Stevenson makes ordinary London look Gothic outside the extract, especially in the journey to Hyde’s lodgings. It is shown as threatening and ‘like a district of some city in a nightmare’, with glimpses of miserable lives seen through the fog. The whole tale is concerned with terror and desperation. Jekyll is afraid and despairing at what is happening to him, Lanyon is horrified seeing Hyde transform, and Utterson fears for his friend. The maid is horrified at the murder of Carew on a peaceful evening.
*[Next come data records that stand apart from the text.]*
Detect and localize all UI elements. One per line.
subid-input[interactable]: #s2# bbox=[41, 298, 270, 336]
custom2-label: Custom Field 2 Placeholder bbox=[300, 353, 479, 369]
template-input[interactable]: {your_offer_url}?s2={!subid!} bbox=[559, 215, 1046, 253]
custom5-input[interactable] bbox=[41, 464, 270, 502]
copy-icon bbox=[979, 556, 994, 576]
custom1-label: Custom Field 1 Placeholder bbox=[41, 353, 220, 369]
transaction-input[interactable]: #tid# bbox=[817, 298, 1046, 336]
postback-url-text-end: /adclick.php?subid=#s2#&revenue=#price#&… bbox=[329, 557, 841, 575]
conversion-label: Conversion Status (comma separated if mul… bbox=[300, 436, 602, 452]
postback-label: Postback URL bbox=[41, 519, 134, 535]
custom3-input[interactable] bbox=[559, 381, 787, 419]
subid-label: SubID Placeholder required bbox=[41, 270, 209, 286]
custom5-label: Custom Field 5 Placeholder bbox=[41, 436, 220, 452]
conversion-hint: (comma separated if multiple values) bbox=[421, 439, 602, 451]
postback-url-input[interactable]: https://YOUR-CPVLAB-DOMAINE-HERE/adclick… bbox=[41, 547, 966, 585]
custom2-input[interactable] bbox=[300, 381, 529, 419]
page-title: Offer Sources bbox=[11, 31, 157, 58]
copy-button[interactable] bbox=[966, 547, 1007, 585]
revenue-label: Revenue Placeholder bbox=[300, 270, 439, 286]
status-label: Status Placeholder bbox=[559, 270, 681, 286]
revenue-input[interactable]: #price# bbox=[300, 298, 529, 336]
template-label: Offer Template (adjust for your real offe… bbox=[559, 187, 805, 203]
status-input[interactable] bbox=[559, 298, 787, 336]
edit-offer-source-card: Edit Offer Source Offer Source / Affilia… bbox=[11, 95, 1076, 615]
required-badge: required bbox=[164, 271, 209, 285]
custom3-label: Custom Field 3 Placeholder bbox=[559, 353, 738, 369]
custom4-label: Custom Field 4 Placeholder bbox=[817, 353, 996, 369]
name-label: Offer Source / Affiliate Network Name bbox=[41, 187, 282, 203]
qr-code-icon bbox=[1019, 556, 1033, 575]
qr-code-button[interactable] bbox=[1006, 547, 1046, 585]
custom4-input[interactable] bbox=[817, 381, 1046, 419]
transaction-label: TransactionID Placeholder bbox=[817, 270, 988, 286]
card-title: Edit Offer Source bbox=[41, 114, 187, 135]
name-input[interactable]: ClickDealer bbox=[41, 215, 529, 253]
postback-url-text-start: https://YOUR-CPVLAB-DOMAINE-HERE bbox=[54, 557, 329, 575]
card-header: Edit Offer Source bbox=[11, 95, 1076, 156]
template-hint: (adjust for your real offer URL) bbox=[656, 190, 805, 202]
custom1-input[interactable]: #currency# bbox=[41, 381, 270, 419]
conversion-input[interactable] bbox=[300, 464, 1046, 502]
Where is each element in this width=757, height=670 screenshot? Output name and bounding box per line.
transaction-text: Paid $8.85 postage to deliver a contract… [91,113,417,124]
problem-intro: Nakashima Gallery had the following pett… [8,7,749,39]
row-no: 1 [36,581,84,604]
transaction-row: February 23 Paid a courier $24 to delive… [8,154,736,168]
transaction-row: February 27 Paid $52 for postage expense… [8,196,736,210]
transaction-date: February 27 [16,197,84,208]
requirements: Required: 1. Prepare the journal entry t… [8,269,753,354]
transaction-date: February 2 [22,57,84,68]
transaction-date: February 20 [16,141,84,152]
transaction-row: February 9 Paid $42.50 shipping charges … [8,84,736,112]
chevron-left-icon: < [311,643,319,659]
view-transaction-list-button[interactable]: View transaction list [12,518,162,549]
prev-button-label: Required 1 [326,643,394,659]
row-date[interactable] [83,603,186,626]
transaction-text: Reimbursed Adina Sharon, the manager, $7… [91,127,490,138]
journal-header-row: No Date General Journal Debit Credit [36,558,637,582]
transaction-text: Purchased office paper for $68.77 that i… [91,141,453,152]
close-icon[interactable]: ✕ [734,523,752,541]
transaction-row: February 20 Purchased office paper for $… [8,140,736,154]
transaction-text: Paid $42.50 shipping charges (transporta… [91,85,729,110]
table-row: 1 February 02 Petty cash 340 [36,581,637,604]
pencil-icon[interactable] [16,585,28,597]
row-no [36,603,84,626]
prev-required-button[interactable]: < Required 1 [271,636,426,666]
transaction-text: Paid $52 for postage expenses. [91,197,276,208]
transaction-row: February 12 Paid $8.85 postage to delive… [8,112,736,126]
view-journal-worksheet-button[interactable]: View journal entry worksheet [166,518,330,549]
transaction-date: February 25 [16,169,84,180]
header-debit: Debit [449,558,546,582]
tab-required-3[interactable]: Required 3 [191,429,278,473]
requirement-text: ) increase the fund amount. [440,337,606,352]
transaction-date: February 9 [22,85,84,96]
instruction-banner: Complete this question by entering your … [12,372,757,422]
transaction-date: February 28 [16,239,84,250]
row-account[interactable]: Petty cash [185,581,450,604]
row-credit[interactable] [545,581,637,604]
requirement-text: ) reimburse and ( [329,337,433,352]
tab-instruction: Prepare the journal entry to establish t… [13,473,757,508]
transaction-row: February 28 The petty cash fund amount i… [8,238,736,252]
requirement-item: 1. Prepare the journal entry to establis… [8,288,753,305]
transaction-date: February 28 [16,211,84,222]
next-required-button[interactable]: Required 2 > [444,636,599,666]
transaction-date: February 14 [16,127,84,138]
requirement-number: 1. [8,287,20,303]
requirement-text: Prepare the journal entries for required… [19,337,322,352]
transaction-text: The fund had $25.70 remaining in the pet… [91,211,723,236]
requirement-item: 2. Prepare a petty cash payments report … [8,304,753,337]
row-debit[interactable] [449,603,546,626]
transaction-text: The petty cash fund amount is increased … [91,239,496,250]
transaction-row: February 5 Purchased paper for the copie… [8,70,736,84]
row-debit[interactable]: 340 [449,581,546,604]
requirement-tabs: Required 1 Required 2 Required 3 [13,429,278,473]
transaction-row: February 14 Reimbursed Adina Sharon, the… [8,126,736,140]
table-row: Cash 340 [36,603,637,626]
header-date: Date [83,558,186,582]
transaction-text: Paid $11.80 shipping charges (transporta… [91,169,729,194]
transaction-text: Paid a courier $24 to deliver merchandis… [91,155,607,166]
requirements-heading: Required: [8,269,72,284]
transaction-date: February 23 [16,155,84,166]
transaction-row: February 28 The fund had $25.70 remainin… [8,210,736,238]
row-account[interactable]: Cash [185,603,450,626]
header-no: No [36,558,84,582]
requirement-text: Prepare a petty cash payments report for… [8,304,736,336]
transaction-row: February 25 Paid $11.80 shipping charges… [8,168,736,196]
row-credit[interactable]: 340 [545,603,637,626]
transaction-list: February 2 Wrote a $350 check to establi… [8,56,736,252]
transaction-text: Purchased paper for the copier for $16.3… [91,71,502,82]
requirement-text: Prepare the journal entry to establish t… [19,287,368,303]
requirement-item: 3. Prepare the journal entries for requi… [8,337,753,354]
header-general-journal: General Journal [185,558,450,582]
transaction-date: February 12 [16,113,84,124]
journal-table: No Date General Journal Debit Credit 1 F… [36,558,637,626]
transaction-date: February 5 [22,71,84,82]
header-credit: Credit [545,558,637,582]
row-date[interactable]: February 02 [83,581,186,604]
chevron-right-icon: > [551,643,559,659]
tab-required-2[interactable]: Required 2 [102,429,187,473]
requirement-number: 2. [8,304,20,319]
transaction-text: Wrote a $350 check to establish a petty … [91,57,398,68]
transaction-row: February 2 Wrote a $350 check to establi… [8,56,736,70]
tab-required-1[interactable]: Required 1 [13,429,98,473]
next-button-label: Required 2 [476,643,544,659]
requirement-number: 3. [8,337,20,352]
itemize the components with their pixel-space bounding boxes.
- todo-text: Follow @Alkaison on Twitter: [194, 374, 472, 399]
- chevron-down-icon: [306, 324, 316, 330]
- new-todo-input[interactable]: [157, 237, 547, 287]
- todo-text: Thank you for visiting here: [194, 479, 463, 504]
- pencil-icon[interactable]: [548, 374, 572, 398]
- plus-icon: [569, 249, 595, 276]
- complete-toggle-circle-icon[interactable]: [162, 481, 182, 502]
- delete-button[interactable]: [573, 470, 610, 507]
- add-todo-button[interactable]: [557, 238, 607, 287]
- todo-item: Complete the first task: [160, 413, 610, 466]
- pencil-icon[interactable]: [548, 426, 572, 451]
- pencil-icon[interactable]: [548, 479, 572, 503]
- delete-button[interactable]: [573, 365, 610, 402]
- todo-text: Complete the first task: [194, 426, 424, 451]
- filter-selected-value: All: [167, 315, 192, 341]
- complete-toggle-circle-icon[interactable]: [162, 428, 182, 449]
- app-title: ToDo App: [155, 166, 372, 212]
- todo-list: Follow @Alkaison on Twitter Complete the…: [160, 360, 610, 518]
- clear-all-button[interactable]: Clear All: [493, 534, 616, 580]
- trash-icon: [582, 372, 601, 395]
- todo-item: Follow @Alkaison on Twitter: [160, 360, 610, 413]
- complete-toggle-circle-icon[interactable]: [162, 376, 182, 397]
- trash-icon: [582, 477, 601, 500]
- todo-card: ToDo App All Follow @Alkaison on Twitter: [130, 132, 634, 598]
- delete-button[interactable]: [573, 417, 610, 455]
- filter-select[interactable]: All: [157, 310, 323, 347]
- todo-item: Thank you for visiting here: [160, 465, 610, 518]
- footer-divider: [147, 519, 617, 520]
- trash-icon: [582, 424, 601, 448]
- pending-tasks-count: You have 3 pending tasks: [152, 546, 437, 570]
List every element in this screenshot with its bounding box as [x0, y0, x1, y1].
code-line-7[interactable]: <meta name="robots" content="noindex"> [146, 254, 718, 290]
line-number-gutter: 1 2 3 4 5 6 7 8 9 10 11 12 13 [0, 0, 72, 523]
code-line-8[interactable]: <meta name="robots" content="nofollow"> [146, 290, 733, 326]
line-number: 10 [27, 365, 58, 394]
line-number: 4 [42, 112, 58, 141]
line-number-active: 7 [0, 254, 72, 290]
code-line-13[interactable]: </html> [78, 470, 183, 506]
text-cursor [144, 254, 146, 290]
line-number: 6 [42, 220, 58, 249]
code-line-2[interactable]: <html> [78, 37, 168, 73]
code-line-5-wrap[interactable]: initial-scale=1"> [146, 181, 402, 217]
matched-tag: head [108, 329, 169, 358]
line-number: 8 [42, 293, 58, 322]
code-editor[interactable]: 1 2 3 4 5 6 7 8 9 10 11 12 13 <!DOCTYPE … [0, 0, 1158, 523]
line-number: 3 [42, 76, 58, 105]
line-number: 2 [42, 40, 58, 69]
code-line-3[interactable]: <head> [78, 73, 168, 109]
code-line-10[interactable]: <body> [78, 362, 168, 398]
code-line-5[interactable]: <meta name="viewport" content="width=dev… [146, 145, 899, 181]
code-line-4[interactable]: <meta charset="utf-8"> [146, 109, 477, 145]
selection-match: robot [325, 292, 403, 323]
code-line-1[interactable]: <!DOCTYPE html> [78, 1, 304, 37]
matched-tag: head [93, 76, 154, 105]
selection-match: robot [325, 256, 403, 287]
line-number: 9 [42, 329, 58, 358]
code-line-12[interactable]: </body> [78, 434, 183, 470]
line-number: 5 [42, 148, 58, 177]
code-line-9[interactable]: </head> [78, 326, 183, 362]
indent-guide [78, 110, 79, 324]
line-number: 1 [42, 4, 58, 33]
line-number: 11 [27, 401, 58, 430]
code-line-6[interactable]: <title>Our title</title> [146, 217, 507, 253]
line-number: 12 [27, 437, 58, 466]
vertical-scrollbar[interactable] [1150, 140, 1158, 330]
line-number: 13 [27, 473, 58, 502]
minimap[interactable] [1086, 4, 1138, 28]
When Jekyll explains what has happened, it sounds ordinary to start with. But soon his language becomes more extravagant and Gothic. He uses extreme images of a ‘devil … long caged’ and the parts of his personality struggling in the ‘agonized womb of consciousness’. His extreme language and images show how difficult it is to explain his ‘nameless situation’. Imagery uses familiar images to try to explain something unfamiliar. Stevenson is trying to do this with the whole story, telling something extraordinary in an ordinary setting. In the end, Jekyll can’t really explain. Even the extreme language he uses can’t go far enough to tell his tale fully.
The mix of normal, everyday life and the supernatural makes the tale more horrific because of the contrast and surprise. There are no vampires or dungeons, just normal middle-class people in London. This brings it closer to us and so is more shocking.